Besides that, what’s curious is that the Commission didn’t say anything that we didn’t already know here in Colombia. It spoke of the use of excessive force and the use of non-lethal artifacts that produced serious injuries and mutilations. It spoke of the need to reform the work of the Police. It spoke of the 7,020 arrests of people using the concept of “transported for protection” and how that tool had been used to intimidate. It spoke of 236 attacks on members of the press, more than half of those (54.1%) committed by the Armed Forces. It spoke of the need to improve the means of access to justice, especially for vulnerable populations. And it spoke of the problems that arise from the inconsistency between official data and statistics compiled by civil society.

That means that the CIDH said what had already been revealed in the press and by national reports. Neither can its comments be read to support crime or to judge the government in a biased manner; on the contrary, the language and the thoroughness employed by the Commission are an open-handed way to work on the recovery of confidence in our institutions. That’s why it’s so strange that the President’s Office received it with such hostility.
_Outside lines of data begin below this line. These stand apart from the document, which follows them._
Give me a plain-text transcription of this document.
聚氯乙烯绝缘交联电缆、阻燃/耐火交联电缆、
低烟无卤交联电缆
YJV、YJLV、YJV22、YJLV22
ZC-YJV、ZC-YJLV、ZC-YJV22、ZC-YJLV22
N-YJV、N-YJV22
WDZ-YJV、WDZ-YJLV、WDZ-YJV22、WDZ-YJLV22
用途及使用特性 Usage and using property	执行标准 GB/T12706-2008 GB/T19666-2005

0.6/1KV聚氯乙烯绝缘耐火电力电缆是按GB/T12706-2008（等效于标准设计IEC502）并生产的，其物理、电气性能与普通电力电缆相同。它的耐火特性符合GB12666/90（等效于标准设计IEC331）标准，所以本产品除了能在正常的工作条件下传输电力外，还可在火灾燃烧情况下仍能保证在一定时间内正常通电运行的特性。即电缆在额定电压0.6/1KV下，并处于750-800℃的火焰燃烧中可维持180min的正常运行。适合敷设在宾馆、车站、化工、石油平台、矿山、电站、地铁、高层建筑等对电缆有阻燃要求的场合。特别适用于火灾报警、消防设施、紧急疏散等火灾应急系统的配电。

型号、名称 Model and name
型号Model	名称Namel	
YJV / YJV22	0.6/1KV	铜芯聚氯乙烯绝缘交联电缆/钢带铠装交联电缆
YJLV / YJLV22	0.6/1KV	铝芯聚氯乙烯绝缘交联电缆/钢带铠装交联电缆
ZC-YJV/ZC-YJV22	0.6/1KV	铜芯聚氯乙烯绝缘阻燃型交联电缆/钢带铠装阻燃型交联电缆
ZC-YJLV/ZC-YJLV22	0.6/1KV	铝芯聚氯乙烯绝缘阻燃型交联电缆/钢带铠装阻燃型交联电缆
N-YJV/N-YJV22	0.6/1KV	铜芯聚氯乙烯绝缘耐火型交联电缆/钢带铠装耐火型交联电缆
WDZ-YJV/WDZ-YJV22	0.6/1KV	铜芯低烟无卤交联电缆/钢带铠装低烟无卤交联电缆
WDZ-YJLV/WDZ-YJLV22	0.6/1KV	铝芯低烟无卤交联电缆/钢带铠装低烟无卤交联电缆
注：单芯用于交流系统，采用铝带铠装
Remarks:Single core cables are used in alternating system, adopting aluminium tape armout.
The Commission’s work is to provide minimum standards for the implementation of human rights in the member countries. This is the opposite of supporting criminality. Its proposal to create a special mechanism to monitor human rights for Colombia would be a great help to this country. Nevertheless, the Foreign Ministry refused it, saying that local authorities are sufficient. When they did that, you could hear the echo of the other governments in the region that have closed their doors to international verifiers. It’s the wrong attitude.